I want the assistant to reply concisely and without formatting at all times. I specifically prompt it to reply in 1-2 sentences, but every time it retrieves a document, it can’t help but give a long reply with formatting.
Any ideas how to deal with it?
Here’s part of my system message that asks to reply briefly:
Reply with 1-2 short sentences. If the user asks for more details, use "print_text" tool. Otherwise, keep your responses as brief as possible. Be direct in all responses. Prioritize clear, concise communication over formality. Before replying, silently think about what the user says or what you are about to write.
And again at the bottom
Never write long explanations after using tools. Always be brief.
I think it would be achievable if I roll my custom retrieval function, but I’d prefer to rely on the built-in file search.
The typical way to address this is to add post-prompt when using chat completions, instructions with immediacy scoped to the user.

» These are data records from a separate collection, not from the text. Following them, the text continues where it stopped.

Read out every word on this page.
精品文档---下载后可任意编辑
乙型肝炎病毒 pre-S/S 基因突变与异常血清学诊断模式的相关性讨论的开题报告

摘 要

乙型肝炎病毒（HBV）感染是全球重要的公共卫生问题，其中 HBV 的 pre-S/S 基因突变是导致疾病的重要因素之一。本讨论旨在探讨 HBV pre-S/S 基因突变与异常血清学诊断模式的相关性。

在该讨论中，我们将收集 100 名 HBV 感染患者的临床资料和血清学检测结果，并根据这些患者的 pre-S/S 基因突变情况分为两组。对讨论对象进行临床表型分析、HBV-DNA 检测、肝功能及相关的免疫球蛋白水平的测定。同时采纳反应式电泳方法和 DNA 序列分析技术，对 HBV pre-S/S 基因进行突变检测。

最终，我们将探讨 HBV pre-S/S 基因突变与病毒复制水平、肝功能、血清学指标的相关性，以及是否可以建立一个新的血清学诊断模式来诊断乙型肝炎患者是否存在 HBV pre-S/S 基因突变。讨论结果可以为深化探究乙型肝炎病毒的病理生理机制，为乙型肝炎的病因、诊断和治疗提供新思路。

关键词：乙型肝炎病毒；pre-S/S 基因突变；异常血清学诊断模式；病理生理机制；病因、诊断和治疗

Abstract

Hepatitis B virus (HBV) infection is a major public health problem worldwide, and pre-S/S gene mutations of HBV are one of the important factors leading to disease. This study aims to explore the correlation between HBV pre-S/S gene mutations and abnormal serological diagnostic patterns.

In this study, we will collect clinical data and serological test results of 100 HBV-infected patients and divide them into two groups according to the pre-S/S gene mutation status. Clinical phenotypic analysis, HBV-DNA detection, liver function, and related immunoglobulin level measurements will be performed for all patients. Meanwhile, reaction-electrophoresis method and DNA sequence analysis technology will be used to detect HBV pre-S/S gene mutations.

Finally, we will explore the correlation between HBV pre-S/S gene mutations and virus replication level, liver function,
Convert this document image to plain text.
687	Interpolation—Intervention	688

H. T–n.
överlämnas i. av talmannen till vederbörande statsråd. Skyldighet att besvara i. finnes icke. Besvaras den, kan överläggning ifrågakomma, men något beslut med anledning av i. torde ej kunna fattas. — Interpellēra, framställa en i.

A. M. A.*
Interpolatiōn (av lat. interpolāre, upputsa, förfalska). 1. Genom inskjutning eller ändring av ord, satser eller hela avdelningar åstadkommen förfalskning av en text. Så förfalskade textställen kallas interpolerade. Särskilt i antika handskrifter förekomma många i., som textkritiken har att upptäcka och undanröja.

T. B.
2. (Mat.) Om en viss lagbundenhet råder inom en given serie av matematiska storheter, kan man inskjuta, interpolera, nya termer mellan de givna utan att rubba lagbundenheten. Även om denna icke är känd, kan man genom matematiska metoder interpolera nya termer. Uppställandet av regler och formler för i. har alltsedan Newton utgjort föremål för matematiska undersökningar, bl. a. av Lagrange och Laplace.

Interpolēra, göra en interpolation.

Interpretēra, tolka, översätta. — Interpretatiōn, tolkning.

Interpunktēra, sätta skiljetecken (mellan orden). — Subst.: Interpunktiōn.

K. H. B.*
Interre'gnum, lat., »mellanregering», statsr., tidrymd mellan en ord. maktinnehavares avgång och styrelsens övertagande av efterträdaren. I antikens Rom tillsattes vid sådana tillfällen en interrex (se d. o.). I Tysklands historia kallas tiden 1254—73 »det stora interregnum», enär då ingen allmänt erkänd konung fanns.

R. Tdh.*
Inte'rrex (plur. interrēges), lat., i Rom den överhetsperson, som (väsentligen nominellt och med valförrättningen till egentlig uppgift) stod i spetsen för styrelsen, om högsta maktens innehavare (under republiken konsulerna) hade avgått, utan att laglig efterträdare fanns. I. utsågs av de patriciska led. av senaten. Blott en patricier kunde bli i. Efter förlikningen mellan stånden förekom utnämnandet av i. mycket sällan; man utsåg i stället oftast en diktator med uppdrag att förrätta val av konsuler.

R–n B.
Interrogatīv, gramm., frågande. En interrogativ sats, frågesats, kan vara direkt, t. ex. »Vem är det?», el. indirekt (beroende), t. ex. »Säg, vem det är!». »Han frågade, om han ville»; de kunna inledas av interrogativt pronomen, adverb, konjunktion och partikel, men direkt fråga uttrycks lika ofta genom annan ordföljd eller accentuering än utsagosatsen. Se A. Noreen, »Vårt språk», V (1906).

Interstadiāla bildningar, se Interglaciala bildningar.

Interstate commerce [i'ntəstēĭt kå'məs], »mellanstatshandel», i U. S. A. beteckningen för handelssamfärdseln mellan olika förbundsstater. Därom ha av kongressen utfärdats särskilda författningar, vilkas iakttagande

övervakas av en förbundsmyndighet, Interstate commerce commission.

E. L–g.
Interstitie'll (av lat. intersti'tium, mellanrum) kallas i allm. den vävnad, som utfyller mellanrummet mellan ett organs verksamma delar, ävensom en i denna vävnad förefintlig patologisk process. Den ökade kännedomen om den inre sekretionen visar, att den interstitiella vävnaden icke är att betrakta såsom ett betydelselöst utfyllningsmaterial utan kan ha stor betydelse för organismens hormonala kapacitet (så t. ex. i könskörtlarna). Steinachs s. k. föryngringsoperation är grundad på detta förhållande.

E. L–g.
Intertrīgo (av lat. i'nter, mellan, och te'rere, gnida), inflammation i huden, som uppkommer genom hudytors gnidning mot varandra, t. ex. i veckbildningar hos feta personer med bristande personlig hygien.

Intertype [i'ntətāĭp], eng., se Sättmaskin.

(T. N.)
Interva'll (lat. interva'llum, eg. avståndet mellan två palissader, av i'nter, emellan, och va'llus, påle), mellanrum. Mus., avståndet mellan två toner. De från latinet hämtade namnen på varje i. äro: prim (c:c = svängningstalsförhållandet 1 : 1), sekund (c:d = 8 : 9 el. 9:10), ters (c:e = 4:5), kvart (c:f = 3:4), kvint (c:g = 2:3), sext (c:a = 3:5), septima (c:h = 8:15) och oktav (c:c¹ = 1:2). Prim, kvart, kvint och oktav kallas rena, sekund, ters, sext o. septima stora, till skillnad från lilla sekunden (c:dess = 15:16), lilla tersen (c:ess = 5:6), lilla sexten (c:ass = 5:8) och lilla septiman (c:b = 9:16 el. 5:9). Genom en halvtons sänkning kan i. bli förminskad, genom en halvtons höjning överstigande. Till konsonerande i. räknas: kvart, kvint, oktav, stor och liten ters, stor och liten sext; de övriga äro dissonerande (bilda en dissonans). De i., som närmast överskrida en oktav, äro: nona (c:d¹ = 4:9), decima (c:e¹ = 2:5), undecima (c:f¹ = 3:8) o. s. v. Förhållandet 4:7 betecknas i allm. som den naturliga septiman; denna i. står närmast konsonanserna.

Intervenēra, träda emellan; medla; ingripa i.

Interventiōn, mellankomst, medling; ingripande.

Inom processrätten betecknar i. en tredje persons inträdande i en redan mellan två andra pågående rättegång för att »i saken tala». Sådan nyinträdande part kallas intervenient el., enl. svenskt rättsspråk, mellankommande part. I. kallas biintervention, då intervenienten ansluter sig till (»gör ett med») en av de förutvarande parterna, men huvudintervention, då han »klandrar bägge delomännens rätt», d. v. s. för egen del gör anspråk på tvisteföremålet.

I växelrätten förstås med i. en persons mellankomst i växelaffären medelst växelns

Assistants has no such capability.
It also is just plain poor at context utilization anyway. I provided this post-prompt with “injected knowledge”
[Post-input Knowledge]
The AI model context of GPT-4o is limited, and can default to original behaviors in long context situations. If you find this to be the issue for your application, you can return to higher-parameter count models such as gpt-4-1106 or gpt-4-0125 series AI.
Assistants framework agent file search can place up to 16000 tokens into AI context, due to 800 token document chunks, and up to 20 chunk returns (with no similarity cutoff threshold)
Assistants acts as an autonomous agent, automatically calling functions for you while maintaining a chat history and function call history in a thread containing past messages.
Assistants tool calls can be internal, and autonomous, such as its built-in file search, based on vector database semantic search.
Of course it was ignored and GPT-4o just repeats what you already tried back to you as things to try. You can see what I was hinting at, though.